Non ci sono molte cose che mi piace fare.

In realtà non ho nemmeno tanti hobby visto che sono quel tipo di persona che si stanca subito.

Ho provato di tutto. All'età di otto anni ho iniziato a prendere lezioni di flauto, inutile dire che tre mesi dopo mi ero già stancata di studiare.

A dieci anni mi iscrissi a pallavolo, bocciato
anche quello perché troppo competitivo e faticoso.

Provai allora con la ginnastica artistica, forse l'unico promosso. L'ho praticata per un paio di anni ma poi ho abbandonato anche quello.
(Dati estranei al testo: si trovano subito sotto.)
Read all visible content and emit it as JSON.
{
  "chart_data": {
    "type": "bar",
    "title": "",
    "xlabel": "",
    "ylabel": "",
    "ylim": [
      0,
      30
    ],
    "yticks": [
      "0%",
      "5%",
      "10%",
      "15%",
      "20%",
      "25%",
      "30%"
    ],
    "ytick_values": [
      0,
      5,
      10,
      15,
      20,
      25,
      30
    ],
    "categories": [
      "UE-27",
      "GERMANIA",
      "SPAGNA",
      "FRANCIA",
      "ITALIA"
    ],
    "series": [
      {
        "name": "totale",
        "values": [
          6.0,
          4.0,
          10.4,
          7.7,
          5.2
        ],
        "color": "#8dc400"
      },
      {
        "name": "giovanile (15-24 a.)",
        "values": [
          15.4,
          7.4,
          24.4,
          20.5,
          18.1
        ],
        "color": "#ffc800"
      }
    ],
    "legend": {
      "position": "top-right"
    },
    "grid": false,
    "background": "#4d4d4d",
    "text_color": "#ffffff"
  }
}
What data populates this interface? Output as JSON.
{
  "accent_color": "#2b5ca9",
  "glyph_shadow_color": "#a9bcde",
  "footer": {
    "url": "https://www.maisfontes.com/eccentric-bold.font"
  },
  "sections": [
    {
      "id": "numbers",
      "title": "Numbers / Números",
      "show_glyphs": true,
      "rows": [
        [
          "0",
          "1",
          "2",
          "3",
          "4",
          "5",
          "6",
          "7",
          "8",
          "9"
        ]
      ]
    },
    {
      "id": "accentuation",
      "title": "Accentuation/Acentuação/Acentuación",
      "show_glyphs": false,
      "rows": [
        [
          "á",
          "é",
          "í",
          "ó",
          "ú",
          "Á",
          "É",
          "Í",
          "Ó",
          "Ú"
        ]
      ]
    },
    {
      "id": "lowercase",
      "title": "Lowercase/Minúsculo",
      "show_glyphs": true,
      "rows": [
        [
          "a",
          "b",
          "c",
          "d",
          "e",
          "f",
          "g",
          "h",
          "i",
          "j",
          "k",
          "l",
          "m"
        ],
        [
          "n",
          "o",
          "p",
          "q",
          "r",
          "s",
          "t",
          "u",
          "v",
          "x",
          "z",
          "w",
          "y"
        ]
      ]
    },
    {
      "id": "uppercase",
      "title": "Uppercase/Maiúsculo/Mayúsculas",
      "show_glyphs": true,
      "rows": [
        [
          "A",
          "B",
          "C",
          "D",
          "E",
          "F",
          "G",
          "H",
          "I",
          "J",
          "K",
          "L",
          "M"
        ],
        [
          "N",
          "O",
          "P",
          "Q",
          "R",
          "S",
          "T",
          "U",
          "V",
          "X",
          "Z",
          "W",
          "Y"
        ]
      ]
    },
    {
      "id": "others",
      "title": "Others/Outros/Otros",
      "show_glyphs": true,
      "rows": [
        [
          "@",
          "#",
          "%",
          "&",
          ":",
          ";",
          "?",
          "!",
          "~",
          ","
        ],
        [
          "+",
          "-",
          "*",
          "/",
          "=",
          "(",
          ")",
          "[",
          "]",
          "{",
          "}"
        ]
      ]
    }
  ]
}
C'è un'unica cosa che mi piace fare, camminare.

Di solito lo faccio insieme a mio fratello ma oggi era troppo stanco e io volevo farmi un giro per schiarirmi le idee.

E anche per guardare con i miei occhi in che razza di posto sono finita.
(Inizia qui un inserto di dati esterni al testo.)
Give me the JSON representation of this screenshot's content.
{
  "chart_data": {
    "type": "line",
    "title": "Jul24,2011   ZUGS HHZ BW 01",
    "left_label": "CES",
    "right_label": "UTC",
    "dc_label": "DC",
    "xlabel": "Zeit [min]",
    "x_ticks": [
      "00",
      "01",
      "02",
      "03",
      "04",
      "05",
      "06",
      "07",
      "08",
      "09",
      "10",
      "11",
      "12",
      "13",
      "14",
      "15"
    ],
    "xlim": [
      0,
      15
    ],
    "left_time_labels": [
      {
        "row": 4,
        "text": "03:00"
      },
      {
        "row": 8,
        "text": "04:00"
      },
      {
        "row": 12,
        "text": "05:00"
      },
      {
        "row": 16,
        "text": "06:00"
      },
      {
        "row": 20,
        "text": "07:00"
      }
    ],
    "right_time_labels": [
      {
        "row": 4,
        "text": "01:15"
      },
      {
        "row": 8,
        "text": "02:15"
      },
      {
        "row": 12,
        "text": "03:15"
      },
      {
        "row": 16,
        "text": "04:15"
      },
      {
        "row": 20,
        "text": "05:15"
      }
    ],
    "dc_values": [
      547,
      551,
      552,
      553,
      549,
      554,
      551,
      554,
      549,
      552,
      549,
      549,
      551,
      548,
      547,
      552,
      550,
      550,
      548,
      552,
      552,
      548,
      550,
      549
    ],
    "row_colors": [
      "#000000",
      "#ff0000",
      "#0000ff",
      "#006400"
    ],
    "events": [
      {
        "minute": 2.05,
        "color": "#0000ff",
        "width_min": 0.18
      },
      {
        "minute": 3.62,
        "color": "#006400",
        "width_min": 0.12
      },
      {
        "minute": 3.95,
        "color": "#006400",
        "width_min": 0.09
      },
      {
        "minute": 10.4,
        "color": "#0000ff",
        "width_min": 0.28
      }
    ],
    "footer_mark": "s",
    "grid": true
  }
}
Un leggero venticello mi fa venire la pelle d'oca, dovevo prendere un golfino prima di uscire.

Noto con dispiacere che le strade sono completamente immerse nel buio, ogni tanto vi è qualche lampione che emana un leggero bagliore.

Tutto ciò mi fa venire solo più angoscia e paura.

Cammino alla cieca sperando solo che dopo riesca a tornare a casa.

Più volte mi imbatto in mozziconi di sigarette e lattine di birra vuote, la gente di qua non conosce proprio la civiltà.

Più cammino e più noto che le uniche anime vive che animano le strade sono vecchietti, uomini ubriachi o gatti, per lo più neri, e purtroppo questo è segno di sventura.

Sobbalzo quando un'auto della polizia, con le sirene accese, mi sfreccia di fianco, a pochi centimetri da me.

La polizia stava per investirmi.
Fa già ridere così.

Continuo a camminare stringendomi le mani al petto, l'unico suono che sento è quello dei miei tacchi picchiettare sull'asfalto.

Un'urlo sommesso fuoriesce dalla mia bocca quando un signore anziano, a giudicare dalle rughe che gli dipingono il viso e il cenno di barba bianca, mi afferra per un braccio.

Spalanca le iridi azzurre, aprendo il pugno e mostrandomi il palmo aperto. «Ne vuole un po'?» mi mette sotto il naso una bustina con della polvere bianca.

Strabuzzo gli occhi spaventata per quel gesto improvviso.

La mia mano va subito alla ricerca dello spray al peperoncino che tengo custodito nella borsa. «No, e mi lasci immediatamente», provo a svincolarmi, ma questo aumenta di più la presa.

«Una bella ragazza come te non dovrebbe girare da queste parti da sola» inizia l'uomo avvicinandosi ancora di più.

Trattengo un conato di vomito a causa del suo alito arido mischiato ad alcool. Un po' barcollante riesce ad agguantarmi dalla schiena, lasciandomi scontrare al suo busto.